Andrea wusste, dass sie aussteigen musste, wenn sie verhindern wollte, dass sie allein in einer fremden Stadt landete. Irgendwie hatte sie es ja von Anfang an gewusst, aber inzwischen hatte sich dieses ungute Gefühl in ihrem Bauch ausgebreitet und verursachte schreckliche Magenschmerzen. Die Sorte von Magenschmerzen, die nur dann verschwand, wenn man umgehend das tat, was man selbst für richtig hielt.
„Micheal!“ Natürlich hörte er sie nicht. Als sie ihn an der Schulter berührte, fuhr er erschrocken zusammen und konnte gerade noch verhindern, dass er das Auto in den Graben lenkte.
„Kannst du mal kurz anhalten, ich will aussteigen.“
Susanne sah sie an, als hätte sie den Verstand verloren. „Denkst du nicht, dass es noch ein bisschen früh für die erste Pause ist?“
Andrea ignorierte die Bemerkung, griff nach ihrer Tasche und trat an den Straßenrand, sobald das Auto zum Stehen gekommen war.
„Sag mal, spinnst du? Was soll denn das jetzt werden?“
Susanne war ausgestiegen und sah sie mit einer Mischung aus Ärger und Verständnislosigkeit an.
„Ganz ehrlich, Susanne, ich weiß nicht, wozu du mich überhaupt noch brauchst. Du wolltest raus aus dem Dorf und was Neues erleben, nicht ich.“
„Oh verstehe, du hast auf einmal doch Angst bekommen. Hätte ich mir eigentlich denken können. Du kannst nie irgendetwas zu Ende bringen!“
„Es geht doch nicht darum, es ist einfach so, dass du was Neues anfangen willst und ich eben noch nicht.“
„Du denkst, ich mache das Alles nur so aus Spaß? Du hast echt keine Ahnung, Andrea! Verdammt, ich hab den Abschluss nicht geschafft. Ich will weg von Zuhause, weil ich genau weiß, was für einen Aufstand das gibt. Ich bin nicht nur zu einem kleinen Abenteuer aufgebrochen, ich bin wirklich weggelaufen! Für mich ist nicht Alles so einfach, wie du denkst. Mir kommt nicht Alles zugeflogen, ohne das ich etwas dafür tun muss und ich würde das hier nicht machen, wenn ich es nicht wirklich für nötig halten würde!“
Einen Moment lang herrschte Schweigen. Man hörte nichts als das leise Brummen des Motors neben ihnen.

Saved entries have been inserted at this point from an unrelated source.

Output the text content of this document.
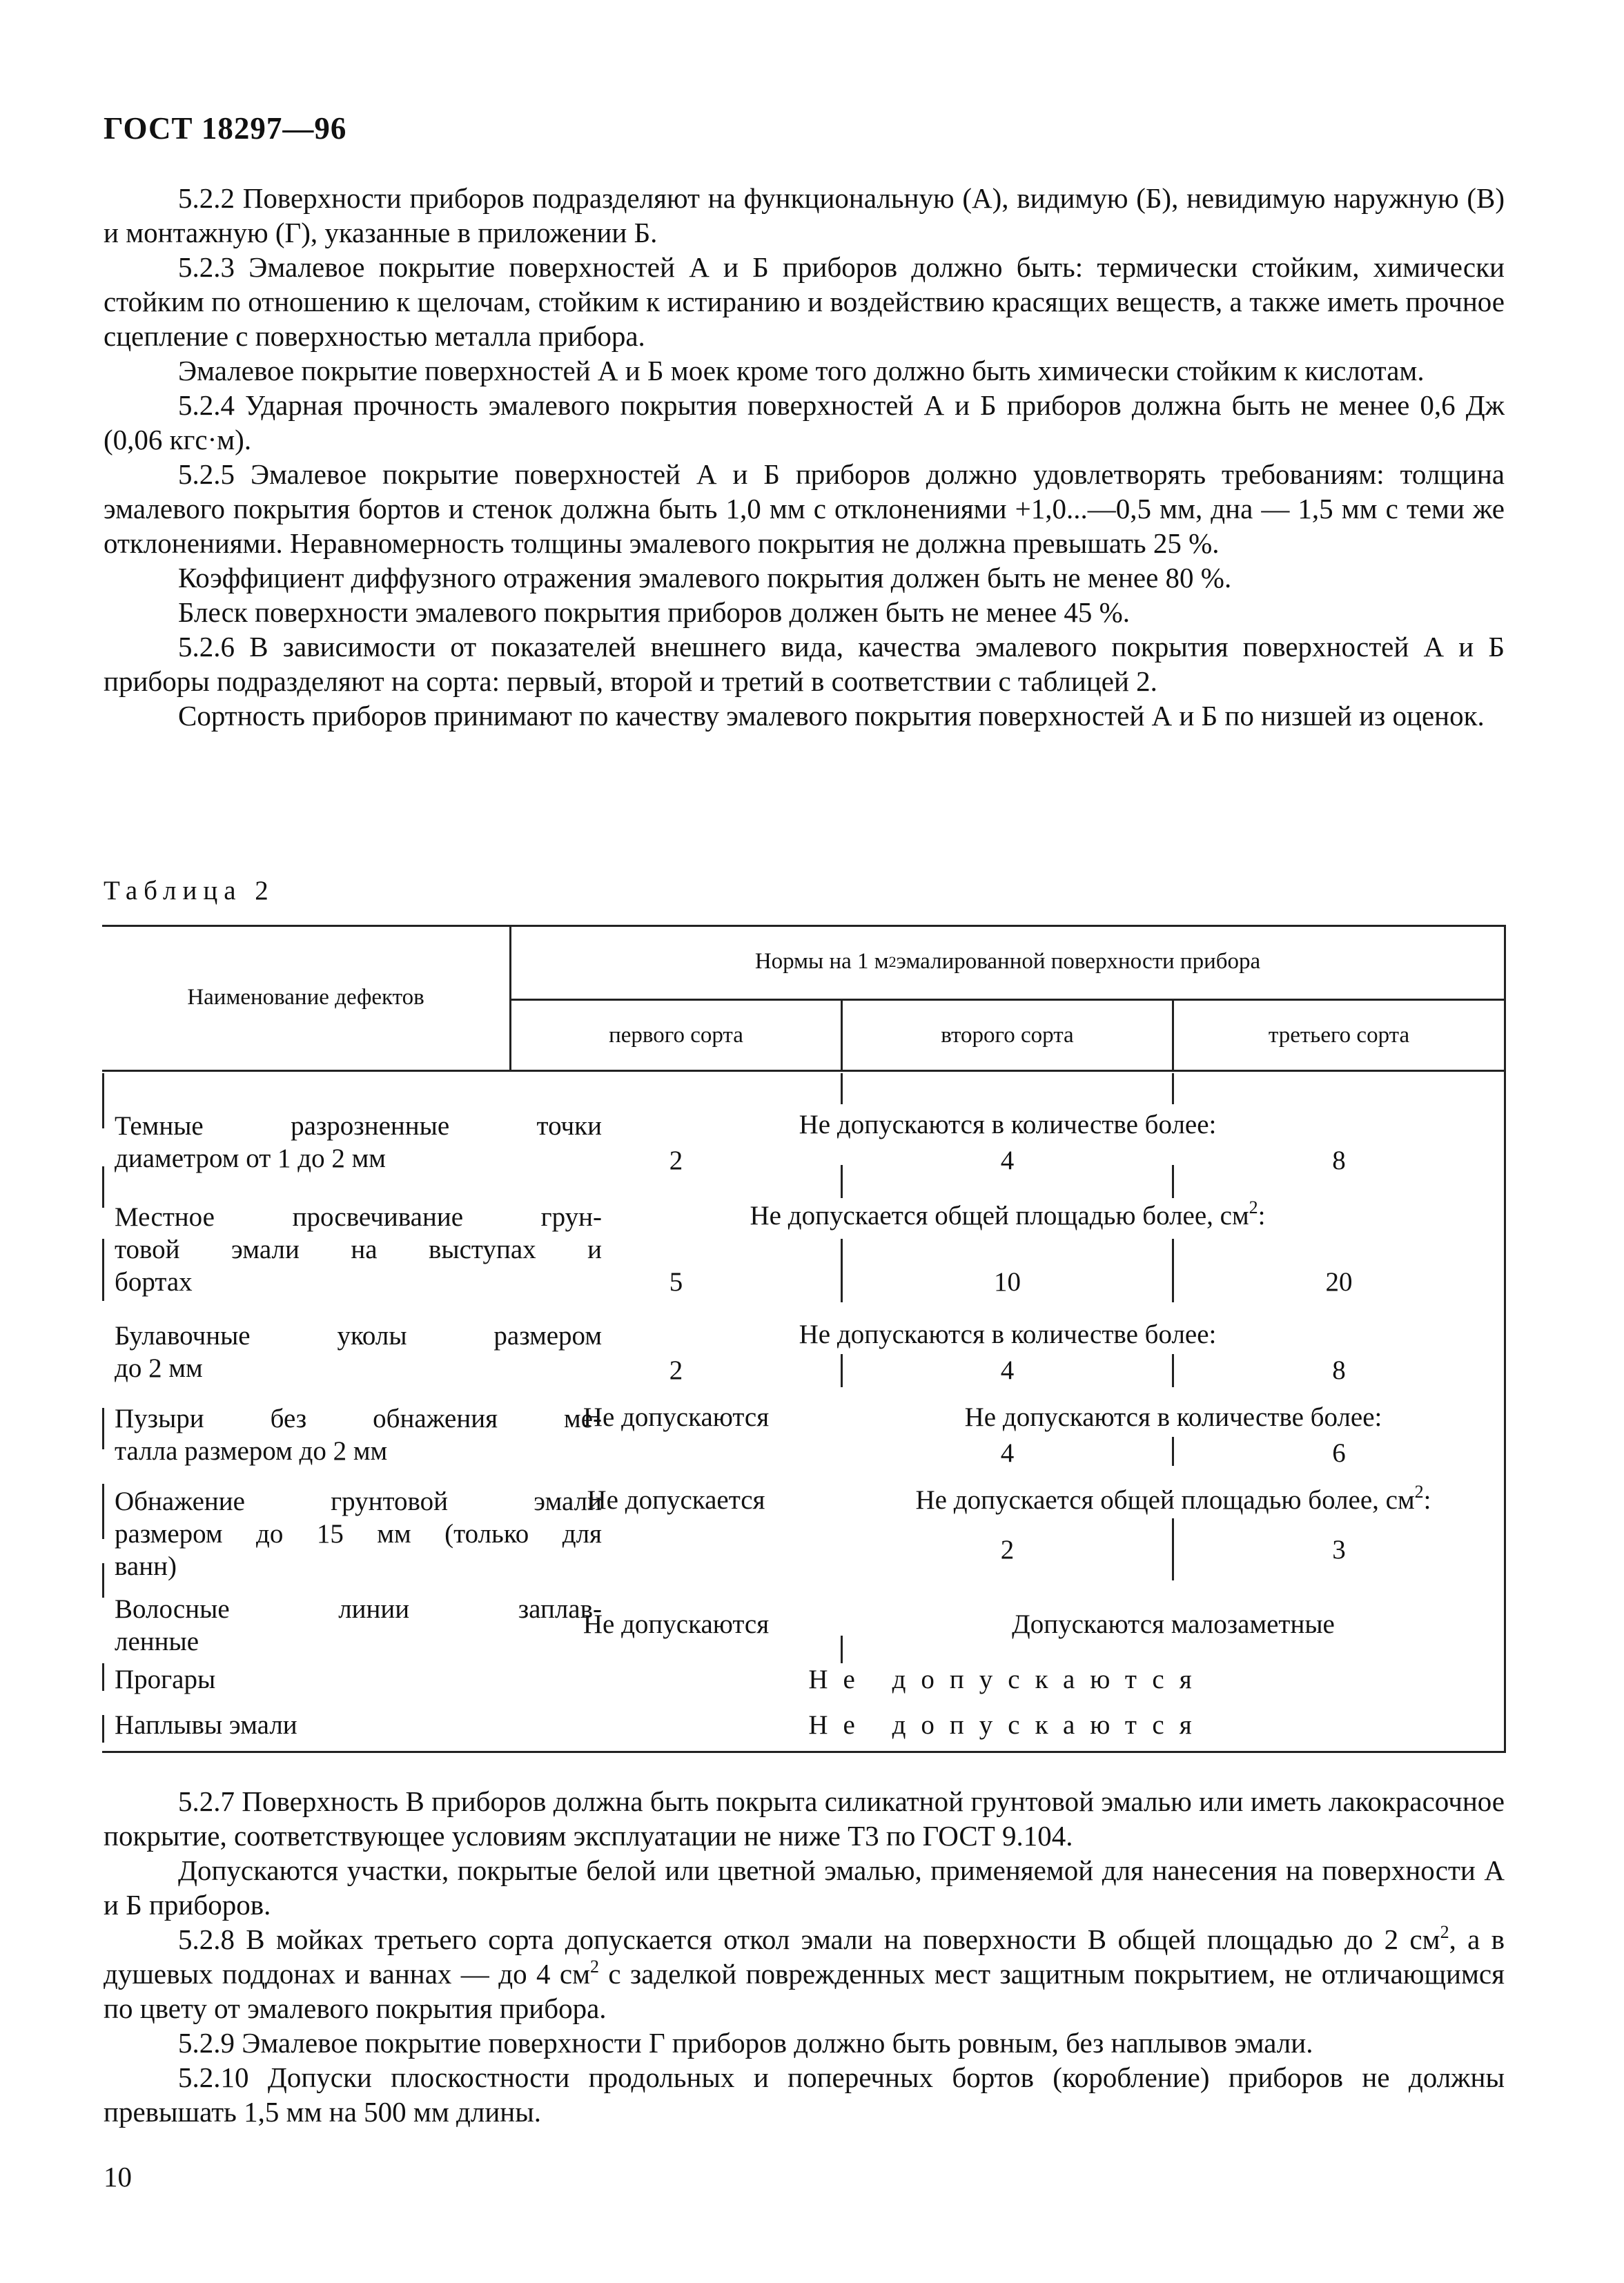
ГОСТ 18297—96

5.2.2 Поверхности приборов подразделяют на функциональную (А), видимую (Б), невидимую наружную (В) и монтажную (Г), указанные в приложении Б.

5.2.3 Эмалевое покрытие поверхностей А и Б приборов должно быть: термически стойким, химически стойким по отношению к щелочам, стойким к истиранию и воздействию красящих веществ, а также иметь прочное сцепление с поверхностью металла прибора.

Эмалевое покрытие поверхностей А и Б моек кроме того должно быть химически стойким к кислотам.

5.2.4 Ударная прочность эмалевого покрытия поверхностей А и Б приборов должна быть не менее 0,6 Дж (0,06 кгс·м).

5.2.5 Эмалевое покрытие поверхностей А и Б приборов должно удовлетворять требованиям: толщина эмалевого покрытия бортов и стенок должна быть 1,0 мм с отклонениями +1,0...—0,5 мм, дна — 1,5 мм с теми же отклонениями. Неравномерность толщины эмалевого покрытия не должна превышать 25 %.

Коэффициент диффузного отражения эмалевого покрытия должен быть не менее 80 %.

Блеск поверхности эмалевого покрытия приборов должен быть не менее 45 %.

5.2.6 В зависимости от показателей внешнего вида, качества эмалевого покрытия поверхностей А и Б приборы подразделяют на сорта: первый, второй и третий в соответствии с таблицей 2.

Сортность приборов принимают по качеству эмалевого покрытия поверхностей А и Б по низшей из оценок.

Таблица 2
Наименование дефектов
Нормы на 1 м 2 эмалированной поверхности прибора
первого сорта	второго сорта	третьего сорта
Темные разрозненные точки
диаметром от 1 до 2 мм
Не допускаются в количестве более:
2	4	8
Местное просвечивание грун-
товой эмали на выступах и
бортах
Не допускается общей площадью более, $см^2$:
5	10	20
Булавочные уколы размером
до 2 мм
Не допускаются в количестве более:
2	4	8
Пузыри без обнажения ме-
талла размером до 2 мм
Не допускаются	Не допускаются в количестве более:
4	6
Обнажение грунтовой эмали
размером до 15 мм (только для
ванн)
Не допускается	Не допускается общей площадью более, $см^2$:
2	3
Волосные линии заплав-
ленные
Не допускаются	Допускаются малозаметные
Прогары	Не допускаются
Наплывы эмали	Не допускаются

5.2.7 Поверхность В приборов должна быть покрыта силикатной грунтовой эмалью или иметь лакокрасочное покрытие, соответствующее условиям эксплуатации не ниже Т3 по ГОСТ 9.104.

Допускаются участки, покрытые белой или цветной эмалью, применяемой для нанесения на поверхности А и Б приборов.

5.2.8 В мойках третьего сорта допускается откол эмали на поверхности В общей площадью до 2 $см^2$, а в душевых поддонах и ваннах — до 4 $см^2$ с заделкой поврежденных мест защитным покрытием, не отличающимся по цвету от эмалевого покрытия прибора.

5.2.9 Эмалевое покрытие поверхности Г приборов должно быть ровным, без наплывов эмали.

5.2.10 Допуски плоскостности продольных и поперечных бортов (коробление) приборов не должны превышать 1,5 мм на 500 мм длины.

10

„Warum hast du mir das nie gesagt?“ Andrea fühlte sich mit einem Mal so anders als zuvor, schuldig, gemein und irgendwie traurig.
„Ich konnte es nicht und ich weiß nicht, warum. Vielleicht, weil jetzt ein neuer Abschnitt beginnt und wir daran eben nichts ändern können. Wenn du wirklich zurück willst, dann soll es so sein. Dann habe ich mich eben anders entschieden, als du. Sollen wir dich zurück zum Dorf bringen?“
Andrea hatte genickt und wenig später hatte sie sich wieder in ihr Zimmer geschlichen.
Susanne war nicht lange weggeblieben. Andrea hatte nie erfahren, aus welchem Grund genau sie so schnell wieder zurückgekommen war, weil ihre Wege sich in dieser Nacht getrennt und danach nie wieder gekreuzt hatten.
Andrea war zum Studieren nach Wiesbaden gezogen und Susanne hatte ihr Abitur nachgeholt.
In den darauf folgenden Jahren waren beide nie mehr nach Kröverath zurückgegangen und beide hatten sich bis zu diesem Tag nie wiedergesehen.
„Es ist schon komisch“, dachte Andrea, als sie zusah, wie Susanne und der grauhaarige Mann aufstanden und sich lachend entfernten, „es ist wirklich komisch, wie plötzlich etwas so Großes vorbei sein kann.“
Aber sie musste wohl einsehen, dass es so war, wie damals mit den Beatles und den Stones: Irgendwann hatte Alles mal ein Ende. Es musste wohl so sein, damit immer wieder etwas Neues beginnen konnte.